ACCEPTABILITY CRITERIA
The assay is considered acceptable if:
- The positive control gives an in vitro irritancy score that falls within two standard deviations of the current historical mean.
- The negative control responses should result in opacity and permeability values that are less than the upper limits of the laboratory historical range.

Results and discussion

In vitro

Other effects / acceptance of results:

OTHER EFFECTS:
The corneas were clear with dark spots after the 240 minutes of treatment with KW-2200. Since the test item was solidified after 240 minutes, the test item could not be removed completely from the corneas. No pH effect of the test item was observed on the rinsing medium.

ACCEPTANCE OF RESULTS:
- Acceptance criteria met for negative control: The negative control responses for opacity and permeability were less than the upper limits of the laboratory historical range indicating that the negative control did not induce irritancy on the corneas.
- Acceptance criteria met for positive control: The mean in vitro irritancy score of the positive control (20% (w/v) Imidazole) was 159 and within two standard deviations of the current historical positive control mean. It was therefore concluded that the test conditions were adequate and that the test system functioned properly.
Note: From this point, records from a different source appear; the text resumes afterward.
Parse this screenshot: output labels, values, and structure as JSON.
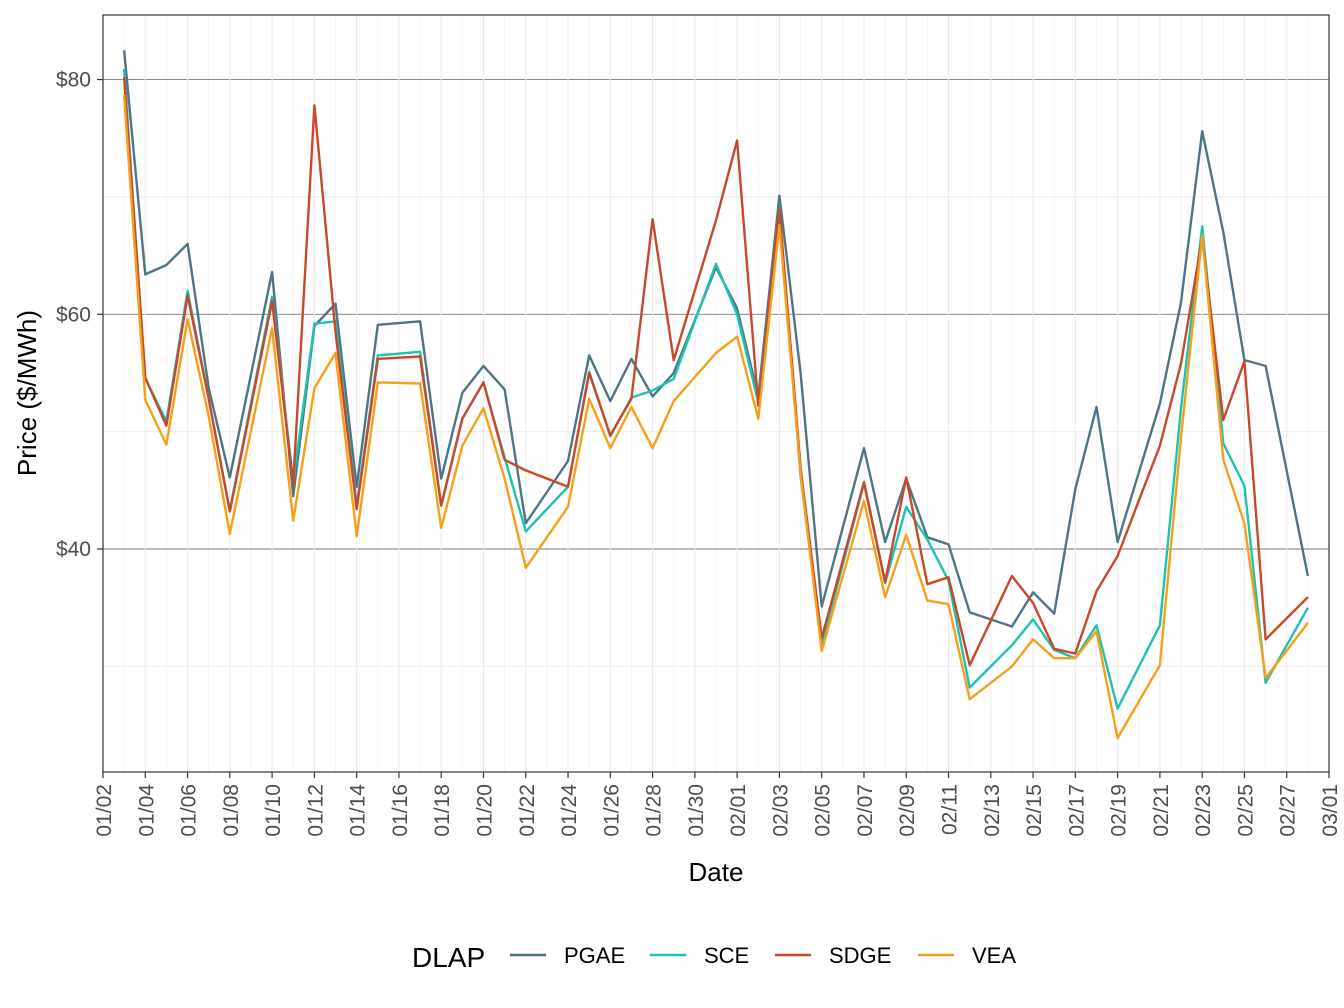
{
  "chart_data": {
    "type": "line",
    "xlabel": "Date",
    "ylabel": "Price ($/MWh)",
    "x_tick_labels": [
      "01/02",
      "01/04",
      "01/06",
      "01/08",
      "01/10",
      "01/12",
      "01/14",
      "01/16",
      "01/18",
      "01/20",
      "01/22",
      "01/24",
      "01/26",
      "01/28",
      "01/30",
      "02/01",
      "02/03",
      "02/05",
      "02/07",
      "02/09",
      "02/11",
      "02/13",
      "02/15",
      "02/17",
      "02/19",
      "02/21",
      "02/23",
      "02/25",
      "02/27",
      "03/01"
    ],
    "y_ticks": [
      40,
      60,
      80
    ],
    "y_tick_labels": [
      "$40",
      "$60",
      "$80"
    ],
    "ylim": [
      21,
      85.5
    ],
    "x_range_days": [
      0,
      58
    ],
    "grid": true,
    "legend": {
      "title": "DLAP",
      "position": "bottom"
    },
    "x": [
      "01/03",
      "01/04",
      "01/05",
      "01/06",
      "01/07",
      "01/08",
      "01/10",
      "01/11",
      "01/12",
      "01/13",
      "01/14",
      "01/15",
      "01/17",
      "01/18",
      "01/19",
      "01/20",
      "01/21",
      "01/22",
      "01/24",
      "01/25",
      "01/26",
      "01/27",
      "01/28",
      "01/29",
      "01/31",
      "02/01",
      "02/02",
      "02/03",
      "02/04",
      "02/05",
      "02/07",
      "02/08",
      "02/09",
      "02/10",
      "02/11",
      "02/12",
      "02/14",
      "02/15",
      "02/16",
      "02/17",
      "02/18",
      "02/19",
      "02/21",
      "02/22",
      "02/23",
      "02/24",
      "02/25",
      "02/26",
      "02/28"
    ],
    "series": [
      {
        "name": "PGAE",
        "color": "#4e7585",
        "values": [
          82.5,
          63.4,
          64.2,
          66.0,
          53.7,
          46.1,
          63.6,
          44.5,
          59.0,
          60.9,
          45.3,
          59.1,
          59.4,
          46.0,
          53.3,
          55.6,
          53.6,
          42.2,
          47.5,
          56.5,
          52.6,
          56.2,
          53.0,
          55.0,
          64.0,
          60.5,
          53.0,
          70.1,
          55.0,
          35.1,
          48.6,
          40.6,
          46.0,
          41.0,
          40.4,
          34.6,
          33.4,
          36.3,
          34.5,
          45.1,
          52.1,
          40.6,
          52.4,
          61.0,
          75.6,
          67.0,
          56.1,
          55.6,
          37.7
        ]
      },
      {
        "name": "SCE",
        "color": "#1ec2b3",
        "values": [
          80.9,
          54.5,
          50.9,
          62.0,
          52.8,
          43.3,
          61.5,
          45.7,
          59.2,
          59.4,
          43.7,
          56.5,
          56.8,
          43.7,
          51.1,
          54.2,
          47.8,
          41.5,
          45.3,
          55.1,
          49.6,
          52.9,
          53.5,
          54.5,
          64.3,
          60.0,
          52.5,
          68.7,
          46.2,
          31.8,
          45.6,
          37.1,
          43.6,
          40.8,
          37.3,
          28.2,
          31.8,
          34.0,
          31.4,
          30.7,
          33.5,
          26.4,
          33.5,
          52.0,
          67.5,
          49.0,
          45.4,
          28.6,
          35.0
        ]
      },
      {
        "name": "SDGE",
        "color": "#c9482a",
        "values": [
          80.2,
          54.6,
          50.5,
          61.6,
          52.8,
          43.2,
          61.1,
          45.5,
          77.8,
          58.5,
          43.4,
          56.2,
          56.4,
          43.7,
          51.1,
          54.2,
          47.6,
          46.7,
          45.3,
          55.0,
          49.7,
          52.8,
          68.1,
          56.1,
          68.0,
          74.8,
          52.2,
          68.9,
          46.9,
          32.4,
          45.7,
          37.2,
          46.1,
          37.0,
          37.6,
          30.1,
          37.7,
          35.4,
          31.5,
          31.1,
          36.4,
          39.4,
          48.8,
          55.8,
          66.5,
          51.0,
          56.0,
          32.3,
          35.9
        ]
      },
      {
        "name": "VEA",
        "color": "#f6a01a",
        "values": [
          78.7,
          52.7,
          48.9,
          59.6,
          51.3,
          41.3,
          58.8,
          42.4,
          53.7,
          56.7,
          41.1,
          54.2,
          54.1,
          41.8,
          48.8,
          52.0,
          46.0,
          38.4,
          43.6,
          52.8,
          48.6,
          52.1,
          48.6,
          52.6,
          56.7,
          58.1,
          51.1,
          67.6,
          46.4,
          31.3,
          44.1,
          35.9,
          41.2,
          35.6,
          35.3,
          27.2,
          30.0,
          32.3,
          30.7,
          30.7,
          33.0,
          23.9,
          30.1,
          49.5,
          66.7,
          47.6,
          42.2,
          29.0,
          33.7
        ]
      }
    ]
  }
}
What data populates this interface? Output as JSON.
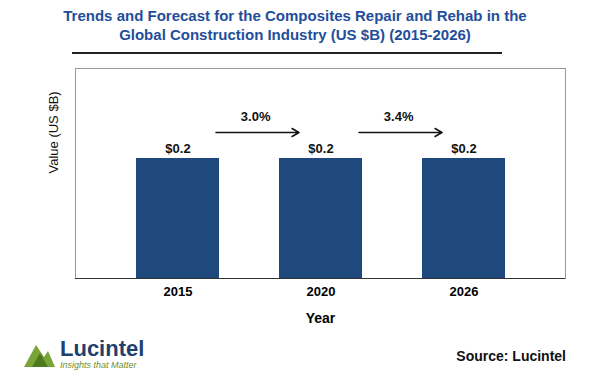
{
  "chart_data": {
    "type": "bar",
    "title": "Trends and Forecast for the Composites Repair and Rehab in the Global Construction Industry  (US $B) (2015-2026)",
    "x_label": "Year",
    "y_label": "Value (US $B)",
    "categories": [
      "2015",
      "2020",
      "2026"
    ],
    "values": [
      0.2,
      0.2,
      0.2
    ],
    "value_labels": [
      "$0.2",
      "$0.2",
      "$0.2"
    ],
    "data_labels": true,
    "color": "#1f497d",
    "ylim": [
      0,
      0.35
    ],
    "yticks": [],
    "tick_labels": "x",
    "annotations": [
      "3.0%",
      "3.4%"
    ],
    "source": "Source: Lucintel",
    "logo": {
      "name": "Lucintel",
      "tagline": "Insights that Matter"
    }
  }
}
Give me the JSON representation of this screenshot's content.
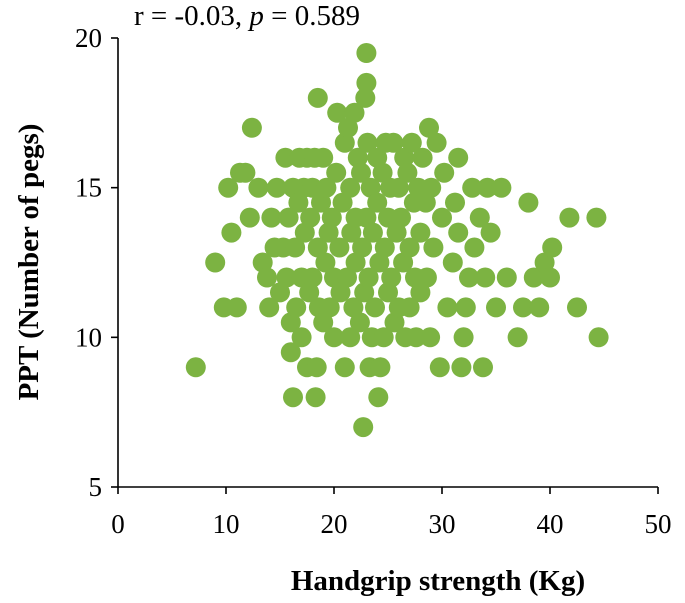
{
  "chart_data": {
    "type": "scatter",
    "annotation": {
      "r_part": "r = -0.03, ",
      "p_label": "p",
      "p_part": " = 0.589"
    },
    "xlabel": "Handgrip strength (Kg)",
    "ylabel": "PPT (Number of pegs)",
    "xlim": [
      0,
      50
    ],
    "ylim": [
      5,
      20
    ],
    "x_ticks": [
      0,
      10,
      20,
      30,
      40,
      50
    ],
    "y_ticks": [
      5,
      10,
      15,
      20
    ],
    "grid": false,
    "legend": "none",
    "marker_color": "#7cb342",
    "points": [
      [
        7.2,
        9
      ],
      [
        9.0,
        12.5
      ],
      [
        9.8,
        11
      ],
      [
        10.2,
        15
      ],
      [
        10.5,
        13.5
      ],
      [
        11.0,
        11
      ],
      [
        11.3,
        15.5
      ],
      [
        11.8,
        15.5
      ],
      [
        12.2,
        14
      ],
      [
        12.4,
        17
      ],
      [
        13.0,
        15
      ],
      [
        13.4,
        12.5
      ],
      [
        13.8,
        12
      ],
      [
        14.0,
        11
      ],
      [
        14.2,
        14
      ],
      [
        14.5,
        13
      ],
      [
        14.7,
        15
      ],
      [
        15.0,
        11.5
      ],
      [
        15.3,
        13
      ],
      [
        15.5,
        16
      ],
      [
        15.6,
        12
      ],
      [
        15.8,
        14
      ],
      [
        16.0,
        10.5
      ],
      [
        16.0,
        9.5
      ],
      [
        16.2,
        8
      ],
      [
        16.2,
        15
      ],
      [
        16.4,
        13
      ],
      [
        16.5,
        11
      ],
      [
        16.7,
        14.5
      ],
      [
        16.8,
        16
      ],
      [
        17.0,
        12
      ],
      [
        17.0,
        10
      ],
      [
        17.2,
        15
      ],
      [
        17.3,
        13.5
      ],
      [
        17.5,
        9
      ],
      [
        17.5,
        16
      ],
      [
        17.7,
        11.5
      ],
      [
        17.8,
        14
      ],
      [
        18.0,
        12
      ],
      [
        18.0,
        15
      ],
      [
        18.2,
        16
      ],
      [
        18.3,
        8
      ],
      [
        18.4,
        9
      ],
      [
        18.5,
        18
      ],
      [
        18.5,
        13
      ],
      [
        18.6,
        11
      ],
      [
        18.8,
        14.5
      ],
      [
        19.0,
        10.5
      ],
      [
        19.0,
        16
      ],
      [
        19.2,
        12.5
      ],
      [
        19.3,
        15
      ],
      [
        19.5,
        13.5
      ],
      [
        19.6,
        11
      ],
      [
        19.8,
        14
      ],
      [
        20.0,
        12
      ],
      [
        20.0,
        10
      ],
      [
        20.2,
        15.5
      ],
      [
        20.3,
        17.5
      ],
      [
        20.5,
        13
      ],
      [
        20.6,
        11.5
      ],
      [
        20.8,
        14.5
      ],
      [
        21.0,
        9
      ],
      [
        21.0,
        16.5
      ],
      [
        21.2,
        12
      ],
      [
        21.3,
        17
      ],
      [
        21.5,
        10
      ],
      [
        21.5,
        15
      ],
      [
        21.6,
        13.5
      ],
      [
        21.8,
        11
      ],
      [
        21.9,
        17.5
      ],
      [
        22.0,
        14
      ],
      [
        22.0,
        12.5
      ],
      [
        22.2,
        16
      ],
      [
        22.4,
        10.5
      ],
      [
        22.5,
        15.5
      ],
      [
        22.6,
        13
      ],
      [
        22.7,
        7
      ],
      [
        22.8,
        11.5
      ],
      [
        22.9,
        18
      ],
      [
        23.0,
        19.5
      ],
      [
        23.0,
        18.5
      ],
      [
        23.0,
        14
      ],
      [
        23.1,
        16.5
      ],
      [
        23.2,
        12
      ],
      [
        23.3,
        9
      ],
      [
        23.4,
        15
      ],
      [
        23.5,
        10
      ],
      [
        23.6,
        13.5
      ],
      [
        23.8,
        11
      ],
      [
        24.0,
        16
      ],
      [
        24.0,
        14.5
      ],
      [
        24.1,
        8
      ],
      [
        24.2,
        12.5
      ],
      [
        24.3,
        9
      ],
      [
        24.5,
        15.5
      ],
      [
        24.6,
        10
      ],
      [
        24.7,
        13
      ],
      [
        24.8,
        16.5
      ],
      [
        25.0,
        11.5
      ],
      [
        25.0,
        14
      ],
      [
        25.2,
        15
      ],
      [
        25.3,
        12
      ],
      [
        25.5,
        16.5
      ],
      [
        25.6,
        10.5
      ],
      [
        25.8,
        13.5
      ],
      [
        26.0,
        15
      ],
      [
        26.0,
        11
      ],
      [
        26.2,
        14
      ],
      [
        26.4,
        12.5
      ],
      [
        26.5,
        16
      ],
      [
        26.6,
        10
      ],
      [
        26.8,
        15.5
      ],
      [
        27.0,
        13
      ],
      [
        27.0,
        11
      ],
      [
        27.2,
        16.5
      ],
      [
        27.4,
        14.5
      ],
      [
        27.5,
        12
      ],
      [
        27.6,
        10
      ],
      [
        27.8,
        15
      ],
      [
        28.0,
        11.5
      ],
      [
        28.0,
        13.5
      ],
      [
        28.2,
        16
      ],
      [
        28.5,
        14.5
      ],
      [
        28.6,
        12
      ],
      [
        28.8,
        17
      ],
      [
        28.9,
        10
      ],
      [
        29.0,
        15
      ],
      [
        29.2,
        13
      ],
      [
        29.5,
        16.5
      ],
      [
        29.8,
        9
      ],
      [
        30.0,
        14
      ],
      [
        30.2,
        15.5
      ],
      [
        30.5,
        11
      ],
      [
        31.0,
        12.5
      ],
      [
        31.2,
        14.5
      ],
      [
        31.5,
        16
      ],
      [
        31.5,
        13.5
      ],
      [
        31.8,
        9
      ],
      [
        32.0,
        10
      ],
      [
        32.2,
        11
      ],
      [
        32.5,
        12
      ],
      [
        32.8,
        15
      ],
      [
        33.0,
        13
      ],
      [
        33.5,
        14
      ],
      [
        33.8,
        9
      ],
      [
        34.0,
        12
      ],
      [
        34.2,
        15
      ],
      [
        34.5,
        13.5
      ],
      [
        35.0,
        11
      ],
      [
        35.5,
        15
      ],
      [
        36.0,
        12
      ],
      [
        37.0,
        10
      ],
      [
        37.5,
        11
      ],
      [
        38.0,
        14.5
      ],
      [
        38.5,
        12
      ],
      [
        39.0,
        11
      ],
      [
        39.5,
        12.5
      ],
      [
        40.0,
        12
      ],
      [
        40.2,
        13
      ],
      [
        41.8,
        14
      ],
      [
        42.5,
        11
      ],
      [
        44.3,
        14
      ],
      [
        44.5,
        10
      ]
    ]
  }
}
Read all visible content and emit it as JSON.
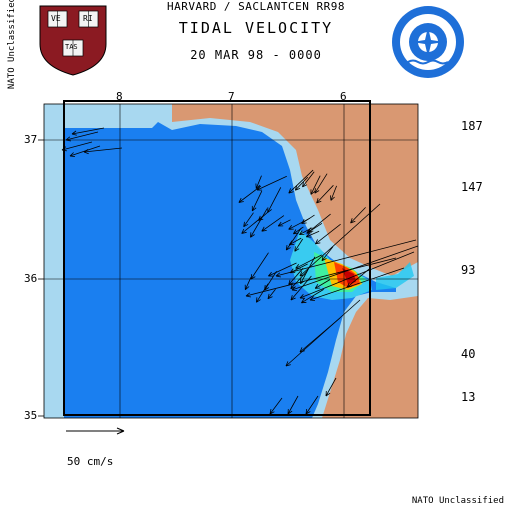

Any other information on results incl. tables

Summary of Opacity, Permeability and In Vitro Scores

Treatment	Mean Opacity	Mean Permeability	Mean In vitro Irritation Score1, 2
Negative control	1.5	0.006	1.6
Positive control	123	2.387	159
KW-2200	12	6.417	108

¹  Calculated using the negative control mean opacity and mean permeability values for the positive control and test item.

²  In vitro irritancy score (IVIS) = mean opacity value + (15 x mean OD490 value).

Applicant's summary and conclusion

Interpretation of results:

other: Eye irritant category 1

Remarks:

According to Regulation (EC) 1272/2008 and its amendments.

Conclusions:

Based on the outcome of a Bovine Corneal Opacity and Permeability test (BCOP) performed according to OECD 437 guideline and GLP principles, it is concluded that KW-2200 induced serious eye damage.

Executive summary:

A Bovine Corneal Opacity and Permeability test (BCOP) was performed with KW-2200 according to OECD guideline 437 and GLP principles. KW-2200 was tested as it is. The mean in vitro irritancy score of the positive control (20% (w/v) Imidazole) was 159, and the mean in vitro irritancy score of the negative control (physiological saline) was 1.6. It was therefore concluded that the test conditions were adequate and that the test system functioned properly. KW-2200 induced serious eye damage through both endpoints, resulting in a mean in vitro irritancy score of 108 after 240 minutes of treatment.

Since KW-2200 induced an IVIS > 55, the substance should be classified as serious eye damage category 1 and labelled with H318: Causes serious eye damage, according to Regulation (EC) 1272/2008 and its amendments.